I've been looking for similar questions, but none of them applies to my scenario, so I'd be grateful if you can explain me why my logic is failing, and what can I do in order to fix it.

  • I want to run every month a logic on Account records (>50k) : BATCHS

  • This logic will create X events on each account : Event Trigger

  • For new Events, I need to sync the data with other system : @future method

So, since Batchs cannot call another future methods, I decided to implement the @future logic inside a Queueable class.

Here is a snippet:


global class BATCH_GeneradorEventos implements Database.Batchable<sObject>
       global void execute(Database.BatchableContext BC, List<sObject> scope)
          insert evs;

Event trigger

ID jobID = System.enqueueJob(new EventQueueableJob(Trigger.newMap.keySet()));

Queuable class

public class EventQueueableJob implements Queueable, Database.AllowsCallouts
    public void execute(QueueableContext context) 
      // future methods and logic

The error that I'm getting is:

"Too many queueable jobs added to the queue: 2"

and it's giving me for every SerialBatch.

Is it because I'm doing an enqueueJob for every iteration of the Batch? If so, how can I fix/remodel it?

Thank you in advance!

  • Minor note, the plural of batch is batches. – Adrian Larson Feb 8 '18 at 13:02
  • What's the size of evs? If it's over 200, you will hit this error certainly. – Adrian Larson Feb 8 '18 at 13:04
  • @AdrianLarson yes, it was like that. If you want to write the comment as an answer, I'll mark it as Best Answer. Thanks! – user3529582 Feb 23 '18 at 7:54

You have two things going on here:

  1. You can only execute one job from a job.
  2. Triggers fire in chunks of 200 records.

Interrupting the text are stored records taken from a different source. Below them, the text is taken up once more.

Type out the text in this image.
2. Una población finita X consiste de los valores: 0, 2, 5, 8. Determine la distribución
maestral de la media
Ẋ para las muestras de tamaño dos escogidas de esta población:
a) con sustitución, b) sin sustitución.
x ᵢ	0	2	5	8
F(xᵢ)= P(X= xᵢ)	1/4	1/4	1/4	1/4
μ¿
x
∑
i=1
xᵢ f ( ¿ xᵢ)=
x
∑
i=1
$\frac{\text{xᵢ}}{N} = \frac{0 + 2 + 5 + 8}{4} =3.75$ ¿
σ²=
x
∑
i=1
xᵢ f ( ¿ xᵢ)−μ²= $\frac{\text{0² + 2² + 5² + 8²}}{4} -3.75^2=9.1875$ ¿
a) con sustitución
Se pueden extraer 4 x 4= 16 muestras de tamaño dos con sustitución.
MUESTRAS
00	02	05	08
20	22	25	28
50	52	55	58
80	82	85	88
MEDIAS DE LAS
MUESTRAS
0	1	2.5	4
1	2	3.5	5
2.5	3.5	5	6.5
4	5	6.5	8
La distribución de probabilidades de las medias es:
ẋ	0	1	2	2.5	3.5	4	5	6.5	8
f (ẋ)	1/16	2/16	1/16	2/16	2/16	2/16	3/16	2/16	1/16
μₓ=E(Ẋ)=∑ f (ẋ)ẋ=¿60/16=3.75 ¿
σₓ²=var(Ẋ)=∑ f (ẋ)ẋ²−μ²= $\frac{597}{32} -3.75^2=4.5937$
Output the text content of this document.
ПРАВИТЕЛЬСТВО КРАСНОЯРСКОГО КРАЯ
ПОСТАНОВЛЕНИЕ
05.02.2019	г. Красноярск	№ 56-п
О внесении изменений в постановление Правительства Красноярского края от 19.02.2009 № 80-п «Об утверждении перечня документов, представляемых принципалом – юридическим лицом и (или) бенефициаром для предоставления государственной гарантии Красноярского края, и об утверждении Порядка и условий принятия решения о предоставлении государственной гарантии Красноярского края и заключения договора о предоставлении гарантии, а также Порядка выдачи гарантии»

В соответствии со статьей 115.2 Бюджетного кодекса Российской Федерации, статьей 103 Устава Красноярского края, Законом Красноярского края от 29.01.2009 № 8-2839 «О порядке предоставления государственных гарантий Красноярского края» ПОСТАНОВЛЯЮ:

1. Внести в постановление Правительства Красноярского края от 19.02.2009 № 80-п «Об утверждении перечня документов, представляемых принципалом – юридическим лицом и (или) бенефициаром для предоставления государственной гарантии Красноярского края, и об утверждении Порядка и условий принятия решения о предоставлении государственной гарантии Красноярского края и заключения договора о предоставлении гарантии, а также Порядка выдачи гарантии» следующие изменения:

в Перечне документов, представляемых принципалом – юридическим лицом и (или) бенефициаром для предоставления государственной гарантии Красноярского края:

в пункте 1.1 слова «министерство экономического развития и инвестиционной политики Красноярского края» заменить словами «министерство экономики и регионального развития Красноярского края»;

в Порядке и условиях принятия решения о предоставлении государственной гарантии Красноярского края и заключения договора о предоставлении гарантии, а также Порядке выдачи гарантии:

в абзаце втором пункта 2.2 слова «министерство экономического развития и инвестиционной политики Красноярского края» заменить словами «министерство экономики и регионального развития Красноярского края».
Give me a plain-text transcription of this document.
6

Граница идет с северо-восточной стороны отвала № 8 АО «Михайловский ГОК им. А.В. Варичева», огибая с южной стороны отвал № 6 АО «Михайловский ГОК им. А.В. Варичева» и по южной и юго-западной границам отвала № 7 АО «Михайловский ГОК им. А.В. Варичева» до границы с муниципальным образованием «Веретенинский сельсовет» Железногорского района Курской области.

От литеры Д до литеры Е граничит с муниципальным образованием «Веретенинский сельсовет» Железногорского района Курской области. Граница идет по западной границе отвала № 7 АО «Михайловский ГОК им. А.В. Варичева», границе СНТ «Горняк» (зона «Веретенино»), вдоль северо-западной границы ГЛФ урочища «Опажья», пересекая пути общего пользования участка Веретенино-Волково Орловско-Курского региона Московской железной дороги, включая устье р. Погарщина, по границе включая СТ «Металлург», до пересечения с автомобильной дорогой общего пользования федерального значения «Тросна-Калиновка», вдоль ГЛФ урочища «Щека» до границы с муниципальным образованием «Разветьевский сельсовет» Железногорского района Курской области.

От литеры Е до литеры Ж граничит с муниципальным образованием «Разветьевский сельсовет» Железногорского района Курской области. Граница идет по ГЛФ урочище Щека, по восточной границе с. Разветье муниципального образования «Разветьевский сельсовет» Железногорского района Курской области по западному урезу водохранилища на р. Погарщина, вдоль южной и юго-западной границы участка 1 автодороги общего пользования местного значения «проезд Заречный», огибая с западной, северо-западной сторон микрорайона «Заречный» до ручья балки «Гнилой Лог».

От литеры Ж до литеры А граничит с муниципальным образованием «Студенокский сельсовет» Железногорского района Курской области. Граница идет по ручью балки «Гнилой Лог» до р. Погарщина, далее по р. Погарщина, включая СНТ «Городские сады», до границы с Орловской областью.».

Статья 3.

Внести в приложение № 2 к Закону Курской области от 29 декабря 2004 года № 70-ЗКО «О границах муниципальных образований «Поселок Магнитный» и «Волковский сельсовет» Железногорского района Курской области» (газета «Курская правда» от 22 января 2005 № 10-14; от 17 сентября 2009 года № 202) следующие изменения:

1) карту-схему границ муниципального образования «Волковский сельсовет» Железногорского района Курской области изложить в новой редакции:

So if you update 201 records, you will have one Queueable kicked off with 200 records, and another kicked off with just one record. As soon as you execute a second job, you're going to error out. The simple fix is to keep your batch size low enough that you know evs will contain fewer than 200 records. A more robust fix is to add some logic to check if you should execute synchronously or asynhronously, and only use Queueable in the latter case.


Salesforce says you can add 50 jobs to the queue per transaction. But what Salesforce doesn't mention clearly is that it is not applicable for batch, you can only enqueue one job. Even if you enqueue your job in the trigger, you are still in a batch context.

  • Make sure you don't call enqueueJob twice at any point in the same transaction. For example an insert that would call an update and would execute enqueueJob twice.
  • Make sure you don't have enqueueJob in a for loop.
  • Make sure your code is bulkify.
  • Thanks for replying! enqueueJob is only being called in the after insert scope of the trigger. Also, the logic in the Queueable doesn't modify the events, it launchs a WebService. My question is: every batch calling the enqueueJob is considered as same transaction, even if they are in different SerialBatchs? – user3529582 Feb 8 '18 at 10:30
  • We would need to see a bit more code to understand where is your problem. Try to turn on your debug log, and before system.enqueueJob, add System.debug('Enqueue Limit : '+Limits.getQueueableJobs()); – Cloud Ninja Feb 8 '18 at 10:36
  • Each execute batch is a separated transaction. – Cloud Ninja Feb 8 '18 at 10:37
  • Ok, so what if I create a Batch for inserting the Events (>800k), and instead of calling the Queueable from the trigger, I call it from the finish method within the Batchable class? If I understood you properly, and every execute is a separated transaction, so it will be every finish, right? Then, I'd be able to .enqueueJob from there. – user3529582 Feb 8 '18 at 11:16

Here's another use case one might encounter when getting this error

Given: Batch job execute() method that updates two records A and B

Given a Process Builder with two decision blocks / action group pairs that
execute upon changes to records A and B, respectively. 
That is decision block 1 applies to record A and decision block 2 applies to record B.

Given that the Process Builder action groups do either DML or call invocable apex.  
Underlying apex code then does a System.enqueueJob(...)

Although Process Builder is bulkified, it is not bulkified across action groups. Thus, even if the action groups invoke the same invocable method or DML the same SobjectType, you will end up with two separate System.enqueueJob calls.

Bottom line, code defensively before executing System.enqueueJob(..) as you might be surprised over time the context in which it is invoked. For example, in our use case, we had good unit tests that made sure that service X enqueued the job as expected; but no unit tests that checked to see if the service were called twice from a batchable context.